Besides, the structure of the New Testament without Holy Tradition appears vague due to discrepancies and incomprehensible passages. For example, what does Jesus Christ have in mind when He refers to the heavenly bread, to the grapevine and to the water that flows into the eternal life? What does Apostle Paul urge us to do when he says, “[L]et a man examine himself, and so let him eat of that bread and drink of that cup. For he that eateth and drinketh unworthily, eateth and drinketh damnation to himself not discerning the Lord’s body” (1 Cor. 11:28-29)? What do the grapevine, the water, the bread and the cup refer to? The New Testament text doesn’t provide us with a clear explanation.
However, all those questions disappear as soon as we put the Scripture into its original context, i.e., the Holy Tradition.
Archpriest John Meyendorff stresses that the aforementioned words of Jesus “cannot be fully appreciated without knowing that Christians of the first century performed baptisms and celebrated the Eucharist”. Sayings about the cup, the grapevine and the bread become clear, as soon as we put them in the context of Holy Tradition. Again, it shows that Scripture and Tradition are reciprocally connected and inseparable. Their unity is the prerequisite for the conceptual completeness of the divine revelation.
Holy Tradition is the prerequisite for true understanding of the Scriptures, the point of reference based on centuries-long reading and analysis of the Bible, which allows every Christian to read God’s revelation without the risk of distorting its meaning.
Remember the story from the book of Acts where Apostle Philip asked the Eunuch who was reading the Old Testament, “Understandest thou what thou readest?” The eunuch replied, “How can I, except some man should guide me?” (cf. Acts 8:30-31)? It is the Holy Tradition that “guides” a believer. It instructs us not only how to read the Scripture but also how to get saved.

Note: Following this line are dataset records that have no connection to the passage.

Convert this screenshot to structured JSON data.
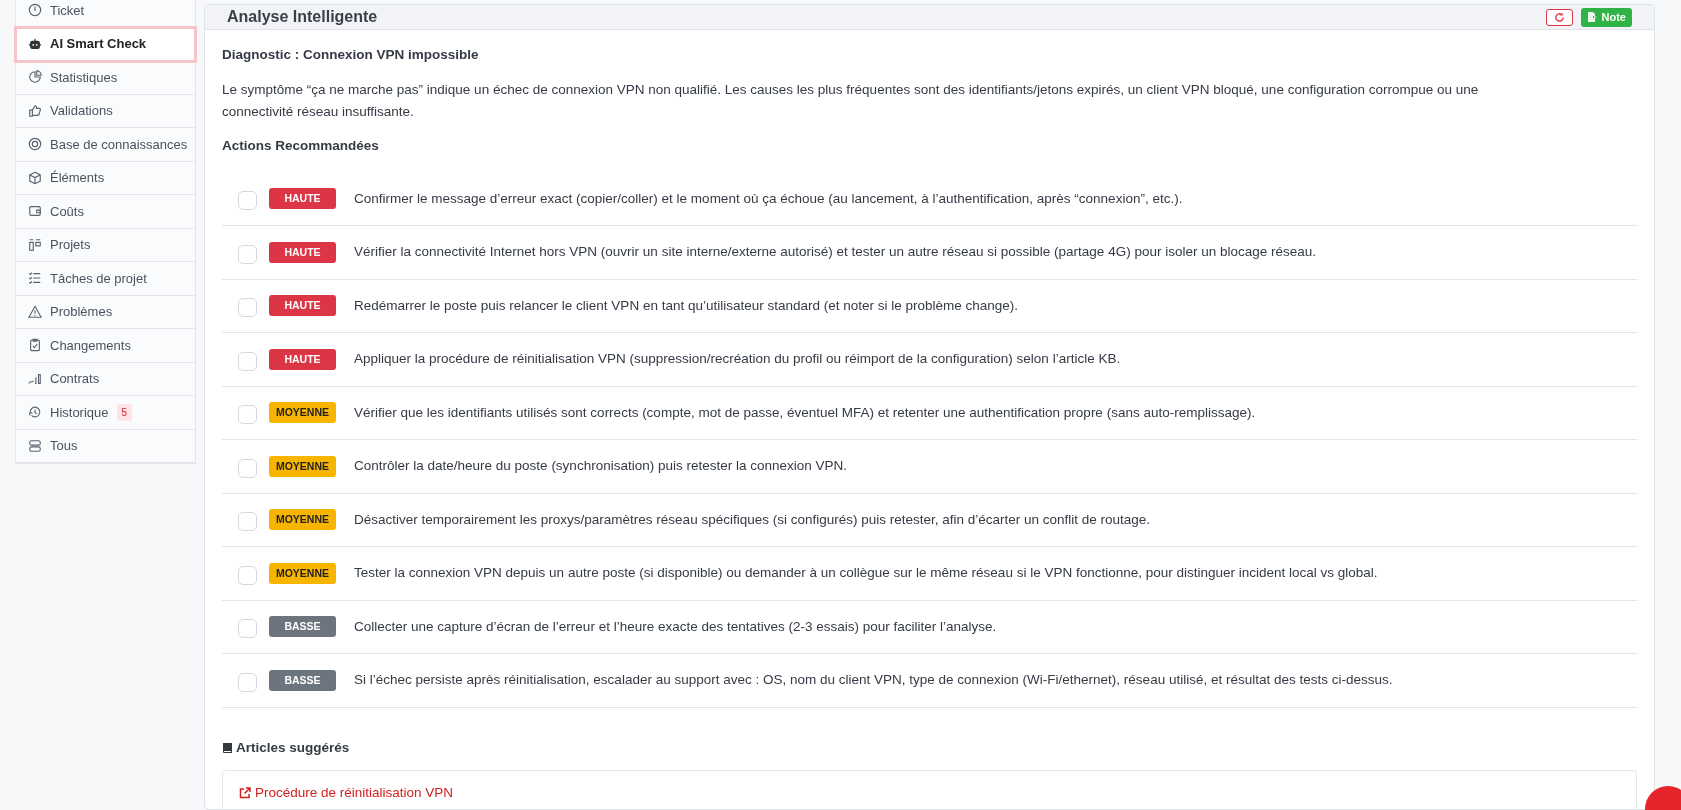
{
  "sidebar": {
    "items": [
      {
        "label": "Ticket",
        "selected": false
      },
      {
        "label": "AI Smart Check",
        "selected": true
      },
      {
        "label": "Statistiques",
        "selected": false
      },
      {
        "label": "Validations",
        "selected": false
      },
      {
        "label": "Base de connaissances",
        "selected": false
      },
      {
        "label": "Éléments",
        "selected": false
      },
      {
        "label": "Coûts",
        "selected": false
      },
      {
        "label": "Projets",
        "selected": false
      },
      {
        "label": "Tâches de projet",
        "selected": false
      },
      {
        "label": "Problèmes",
        "selected": false
      },
      {
        "label": "Changements",
        "selected": false
      },
      {
        "label": "Contrats",
        "selected": false
      },
      {
        "label": "Historique",
        "selected": false,
        "count": "5"
      },
      {
        "label": "Tous",
        "selected": false
      }
    ]
  },
  "panel": {
    "title": "Analyse Intelligente",
    "note_button": "Note",
    "diagnostic": "Diagnostic : Connexion VPN impossible",
    "summary": "Le symptôme “ça ne marche pas” indique un échec de connexion VPN non qualifié. Les causes les plus fréquentes sont des identifiants/jetons expirés, un client VPN bloqué, une configuration corrompue ou une connectivité réseau insuffisante.",
    "actions_heading": "Actions Recommandées",
    "actions": [
      {
        "kind": "high",
        "badge": "HAUTE",
        "checked": false,
        "text": "Confirmer le message d’erreur exact (copier/coller) et le moment où ça échoue (au lancement, à l’authentification, après “connexion”, etc.)."
      },
      {
        "kind": "high",
        "badge": "HAUTE",
        "checked": false,
        "text": "Vérifier la connectivité Internet hors VPN (ouvrir un site interne/externe autorisé) et tester un autre réseau si possible (partage 4G) pour isoler un blocage réseau."
      },
      {
        "kind": "high",
        "badge": "HAUTE",
        "checked": false,
        "text": "Redémarrer le poste puis relancer le client VPN en tant qu’utilisateur standard (et noter si le problème change)."
      },
      {
        "kind": "high",
        "badge": "HAUTE",
        "checked": false,
        "text": "Appliquer la procédure de réinitialisation VPN (suppression/recréation du profil ou réimport de la configuration) selon l’article KB."
      },
      {
        "kind": "medium",
        "badge": "MOYENNE",
        "checked": false,
        "text": "Vérifier que les identifiants utilisés sont corrects (compte, mot de passe, éventuel MFA) et retenter une authentification propre (sans auto-remplissage)."
      },
      {
        "kind": "medium",
        "badge": "MOYENNE",
        "checked": false,
        "text": "Contrôler la date/heure du poste (synchronisation) puis retester la connexion VPN."
      },
      {
        "kind": "medium",
        "badge": "MOYENNE",
        "checked": false,
        "text": "Désactiver temporairement les proxys/paramètres réseau spécifiques (si configurés) puis retester, afin d’écarter un conflit de routage."
      },
      {
        "kind": "medium",
        "badge": "MOYENNE",
        "checked": false,
        "text": "Tester la connexion VPN depuis un autre poste (si disponible) ou demander à un collègue sur le même réseau si le VPN fonctionne, pour distinguer incident local vs global."
      },
      {
        "kind": "low",
        "badge": "BASSE",
        "checked": false,
        "text": "Collecter une capture d’écran de l’erreur et l’heure exacte des tentatives (2-3 essais) pour faciliter l’analyse."
      },
      {
        "kind": "low",
        "badge": "BASSE",
        "checked": false,
        "text": "Si l’échec persiste après réinitialisation, escalader au support avec : OS, nom du client VPN, type de connexion (Wi-Fi/ethernet), réseau utilisé, et résultat des tests ci-dessus."
      }
    ],
    "articles_heading": "Articles suggérés",
    "articles": [
      "Procédure de réinitialisation VPN"
    ]
  }
}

There’s Neither Tradition Nor Scripture Without The Church
Both, Holy Tradition and Holy Scripture exist only for the Church and only within the Church. There is neither Holy Scripture nor Holy Tradition outside the Church.
One can speak about Holy Scripture and read hundreds and thousands of scientific papers about the Scriptures and the Tradition. Sadly, without a personal encounter and the unmediated experience of building one’s own life on Scripture and Tradition, they will merely remain curious artifacts of human history. One can encounter them and discover them only in the Church, which lives and breathes the Scripture and the Tradition for several millennia already. The Church has an uninterrupted succession of those who dedicate themselves to preserving the Scripture and the Tradition, i.e., the saints.

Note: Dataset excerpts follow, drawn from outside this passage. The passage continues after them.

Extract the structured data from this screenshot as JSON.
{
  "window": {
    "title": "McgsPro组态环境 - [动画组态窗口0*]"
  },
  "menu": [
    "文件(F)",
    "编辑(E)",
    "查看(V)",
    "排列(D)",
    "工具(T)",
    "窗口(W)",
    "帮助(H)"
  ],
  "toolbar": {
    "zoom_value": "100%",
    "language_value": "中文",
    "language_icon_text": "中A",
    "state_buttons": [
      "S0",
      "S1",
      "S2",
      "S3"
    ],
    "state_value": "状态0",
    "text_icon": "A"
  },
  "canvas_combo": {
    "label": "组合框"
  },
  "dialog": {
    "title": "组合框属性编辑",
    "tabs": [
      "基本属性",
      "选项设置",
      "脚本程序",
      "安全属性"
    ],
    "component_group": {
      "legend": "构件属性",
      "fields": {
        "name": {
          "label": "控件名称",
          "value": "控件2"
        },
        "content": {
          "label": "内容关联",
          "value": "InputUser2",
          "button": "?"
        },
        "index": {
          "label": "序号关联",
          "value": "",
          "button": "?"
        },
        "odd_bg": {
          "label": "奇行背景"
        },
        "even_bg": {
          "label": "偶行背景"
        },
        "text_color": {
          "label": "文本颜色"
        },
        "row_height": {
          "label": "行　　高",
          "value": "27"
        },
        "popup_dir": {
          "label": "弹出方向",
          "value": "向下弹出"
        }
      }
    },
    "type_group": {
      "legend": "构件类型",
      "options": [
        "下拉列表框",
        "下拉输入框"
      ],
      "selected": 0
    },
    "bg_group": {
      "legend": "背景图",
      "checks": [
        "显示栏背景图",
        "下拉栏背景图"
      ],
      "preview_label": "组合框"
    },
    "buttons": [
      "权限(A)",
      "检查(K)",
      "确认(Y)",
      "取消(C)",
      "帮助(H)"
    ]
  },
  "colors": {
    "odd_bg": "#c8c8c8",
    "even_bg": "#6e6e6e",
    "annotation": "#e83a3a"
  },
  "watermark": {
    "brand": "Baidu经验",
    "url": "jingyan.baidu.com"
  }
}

Holiness means that a certain person lives according to Holy Tradition and Scripture, that the fullness of divine revelation is fully embodied in the lives of certain people but first of all in the life of Jesus Christ. Tradition and Scripture are fully revealed to us only if we are in the Church, if we participate in her holiness. The most profound experience of Holy Tradition is possible through the sacrament of the Holy Eucharist. It is the crossroads where Tradition and Scripture meet.
The fullness of the divine revelation was given to the Church only once, on the day of Pentecost. Christians of the subsequent centuries merely unveiled and gradually explained this diverse Tradition.
Decrees of the Ecumenical Councils, doctrines of the Church, works by Holy Fathers, iconographic canon, church architecture and the biblical canon — all of those are parts of Holy Tradition.
Saint Augustine who discovered Holy Tradition and Scripture only after he met Saint Ambrose of Milan, wrote the following paradoxical words: “I wouldn’t believe the Gospel if not for the authority of the Orthodox Catholic Church.” The authority in the Church is the Holy Spirit who dwells in it.